Personally I wouldn’t read a book that I knew was largely
written by someone else. It’s that particular author‘s style and flavour I
appreciate and I wouldn’t want to read another writer’s probably inferior
attempts at copying it.
Though if the author’s writing style was so prosaic and run-of-the-mill
that any halfway competent writer could copy it slickly enough to fool the
public, I wouldn’t want to read it in the first place. I would stick to someone
original enough that any cheap imitation simply wouldn’t be convincing.

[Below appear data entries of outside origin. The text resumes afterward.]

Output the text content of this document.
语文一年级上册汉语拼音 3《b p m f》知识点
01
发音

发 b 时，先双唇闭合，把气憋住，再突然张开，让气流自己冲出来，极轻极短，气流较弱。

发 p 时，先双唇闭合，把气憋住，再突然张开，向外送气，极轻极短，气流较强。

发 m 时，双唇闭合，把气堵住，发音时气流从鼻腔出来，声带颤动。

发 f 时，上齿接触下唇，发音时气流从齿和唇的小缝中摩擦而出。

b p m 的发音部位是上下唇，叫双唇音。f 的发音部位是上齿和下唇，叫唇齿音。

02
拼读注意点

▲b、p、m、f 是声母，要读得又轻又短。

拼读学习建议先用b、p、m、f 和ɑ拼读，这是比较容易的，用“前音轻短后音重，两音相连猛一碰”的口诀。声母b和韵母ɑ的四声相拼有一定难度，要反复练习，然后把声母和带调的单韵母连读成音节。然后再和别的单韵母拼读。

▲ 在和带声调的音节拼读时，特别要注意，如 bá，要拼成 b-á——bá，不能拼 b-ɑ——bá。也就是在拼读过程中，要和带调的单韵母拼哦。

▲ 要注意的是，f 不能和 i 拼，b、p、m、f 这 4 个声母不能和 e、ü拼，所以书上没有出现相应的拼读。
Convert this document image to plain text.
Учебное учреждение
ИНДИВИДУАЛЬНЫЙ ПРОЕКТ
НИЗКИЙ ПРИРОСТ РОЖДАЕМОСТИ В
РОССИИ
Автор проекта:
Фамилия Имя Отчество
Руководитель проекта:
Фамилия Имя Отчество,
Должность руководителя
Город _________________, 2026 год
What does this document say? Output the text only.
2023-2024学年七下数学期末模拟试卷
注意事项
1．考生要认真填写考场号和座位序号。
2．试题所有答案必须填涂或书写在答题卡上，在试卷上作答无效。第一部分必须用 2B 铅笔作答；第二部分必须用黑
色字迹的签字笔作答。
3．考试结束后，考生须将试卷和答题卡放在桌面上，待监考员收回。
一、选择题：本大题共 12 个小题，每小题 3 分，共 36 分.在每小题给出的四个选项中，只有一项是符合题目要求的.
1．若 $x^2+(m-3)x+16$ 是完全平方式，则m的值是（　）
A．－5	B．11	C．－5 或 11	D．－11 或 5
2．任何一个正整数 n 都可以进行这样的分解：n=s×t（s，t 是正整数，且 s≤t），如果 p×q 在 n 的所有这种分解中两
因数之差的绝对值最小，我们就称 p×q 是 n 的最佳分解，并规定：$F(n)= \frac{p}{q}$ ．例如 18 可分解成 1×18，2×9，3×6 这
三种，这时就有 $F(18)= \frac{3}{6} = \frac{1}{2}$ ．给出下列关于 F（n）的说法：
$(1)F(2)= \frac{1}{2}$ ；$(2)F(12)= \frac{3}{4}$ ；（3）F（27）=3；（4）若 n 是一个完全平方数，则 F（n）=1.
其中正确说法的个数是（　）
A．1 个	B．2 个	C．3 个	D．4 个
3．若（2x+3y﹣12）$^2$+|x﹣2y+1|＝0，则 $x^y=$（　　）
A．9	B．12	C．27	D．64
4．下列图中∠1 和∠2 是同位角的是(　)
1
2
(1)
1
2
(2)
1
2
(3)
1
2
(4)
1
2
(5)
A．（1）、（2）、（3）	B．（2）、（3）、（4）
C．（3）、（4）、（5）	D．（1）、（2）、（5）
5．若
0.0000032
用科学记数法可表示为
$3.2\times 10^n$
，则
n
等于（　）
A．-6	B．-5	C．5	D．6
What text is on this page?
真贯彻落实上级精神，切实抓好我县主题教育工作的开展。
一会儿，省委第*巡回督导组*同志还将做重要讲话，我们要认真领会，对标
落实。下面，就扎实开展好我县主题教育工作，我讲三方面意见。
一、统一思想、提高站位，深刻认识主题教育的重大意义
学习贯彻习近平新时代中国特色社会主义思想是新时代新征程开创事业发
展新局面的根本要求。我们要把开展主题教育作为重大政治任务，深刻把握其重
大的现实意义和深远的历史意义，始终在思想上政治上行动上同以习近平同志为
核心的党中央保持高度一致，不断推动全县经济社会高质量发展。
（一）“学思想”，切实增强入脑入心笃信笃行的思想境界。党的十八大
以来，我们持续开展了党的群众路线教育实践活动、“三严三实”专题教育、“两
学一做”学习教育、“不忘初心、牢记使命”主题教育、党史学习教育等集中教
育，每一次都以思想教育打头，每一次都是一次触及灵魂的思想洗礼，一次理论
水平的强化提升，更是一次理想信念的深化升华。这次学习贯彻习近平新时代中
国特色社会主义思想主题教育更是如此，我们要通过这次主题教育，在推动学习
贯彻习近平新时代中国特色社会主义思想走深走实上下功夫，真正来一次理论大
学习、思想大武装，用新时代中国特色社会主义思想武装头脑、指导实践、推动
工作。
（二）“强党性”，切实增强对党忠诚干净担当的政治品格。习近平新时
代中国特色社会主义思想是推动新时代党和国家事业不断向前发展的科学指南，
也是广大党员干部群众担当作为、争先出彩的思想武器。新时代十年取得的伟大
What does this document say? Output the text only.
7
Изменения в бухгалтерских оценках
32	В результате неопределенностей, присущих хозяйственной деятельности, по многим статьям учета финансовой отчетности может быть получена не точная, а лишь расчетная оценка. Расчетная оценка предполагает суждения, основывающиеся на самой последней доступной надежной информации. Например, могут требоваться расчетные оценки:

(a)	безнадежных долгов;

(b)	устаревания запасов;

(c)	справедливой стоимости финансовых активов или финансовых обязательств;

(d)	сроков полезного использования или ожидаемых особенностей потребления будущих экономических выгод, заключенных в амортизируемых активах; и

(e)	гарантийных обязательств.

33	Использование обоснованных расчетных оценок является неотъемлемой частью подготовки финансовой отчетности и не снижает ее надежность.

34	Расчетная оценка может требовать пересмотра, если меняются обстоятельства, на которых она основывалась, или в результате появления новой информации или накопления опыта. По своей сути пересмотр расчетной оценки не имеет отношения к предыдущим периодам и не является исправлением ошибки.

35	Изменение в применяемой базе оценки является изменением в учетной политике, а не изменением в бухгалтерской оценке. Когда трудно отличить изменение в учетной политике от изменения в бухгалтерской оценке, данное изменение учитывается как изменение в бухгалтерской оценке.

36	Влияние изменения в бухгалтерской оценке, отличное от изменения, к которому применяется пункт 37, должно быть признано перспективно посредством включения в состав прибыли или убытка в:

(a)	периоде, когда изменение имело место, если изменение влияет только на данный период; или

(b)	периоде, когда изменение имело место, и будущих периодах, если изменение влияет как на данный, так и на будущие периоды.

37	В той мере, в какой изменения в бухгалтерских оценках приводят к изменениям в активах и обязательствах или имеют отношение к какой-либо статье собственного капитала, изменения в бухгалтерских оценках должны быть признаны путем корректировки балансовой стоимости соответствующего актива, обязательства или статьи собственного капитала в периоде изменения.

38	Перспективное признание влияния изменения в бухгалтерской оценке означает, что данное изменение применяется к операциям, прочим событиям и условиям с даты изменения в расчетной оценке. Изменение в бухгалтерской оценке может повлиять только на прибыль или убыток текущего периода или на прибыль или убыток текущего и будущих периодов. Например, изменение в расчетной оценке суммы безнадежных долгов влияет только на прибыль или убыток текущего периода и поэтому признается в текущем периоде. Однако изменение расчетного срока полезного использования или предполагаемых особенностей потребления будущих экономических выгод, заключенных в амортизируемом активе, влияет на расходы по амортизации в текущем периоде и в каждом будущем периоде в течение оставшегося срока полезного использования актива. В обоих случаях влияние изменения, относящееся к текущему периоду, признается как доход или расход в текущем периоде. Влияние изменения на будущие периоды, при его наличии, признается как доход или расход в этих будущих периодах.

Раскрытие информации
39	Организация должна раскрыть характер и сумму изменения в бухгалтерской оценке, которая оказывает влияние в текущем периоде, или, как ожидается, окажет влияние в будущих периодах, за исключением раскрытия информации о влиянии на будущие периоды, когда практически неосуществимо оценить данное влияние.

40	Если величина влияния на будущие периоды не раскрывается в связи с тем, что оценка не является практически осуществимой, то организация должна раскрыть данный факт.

I also think that if a ghost writer is being used, not only
should they be credited on the cover of the book but it should be made clear
just how much of the book they’re responsible for. To deliberately pass off a
book as entirely the work of someone who has merely produced a plot outline is
outrageous.
I also wonder why on earth someone like James Patterson
needs to resort to such subterfuge when he is said to earn around $94 million a
year. If he’s tired of writing, why doesn’t he just retire gracefully and do
something more enjoyable with his time?
Of course any author with any integrity would throw their
hands up in horror at the idea of hiring a ghostwriter, and would never ever
hand over the writing to another person. They‘re far too protective of their
own individual style to entrust it to anyone else, however talented they may
be.
There is absolutely no truth in the rumour that
Nickhereandnow is written entirely by a team of unpaid teenage interns based in
an ugly office block in Chipping Norton. I can’t understand where such vicious
smears come from. I can assure you this tedious rubbish is entirely my own work
from start to finish.
My thanks to Genevieve
Hassan of the BBC, whose article this post is indebted to.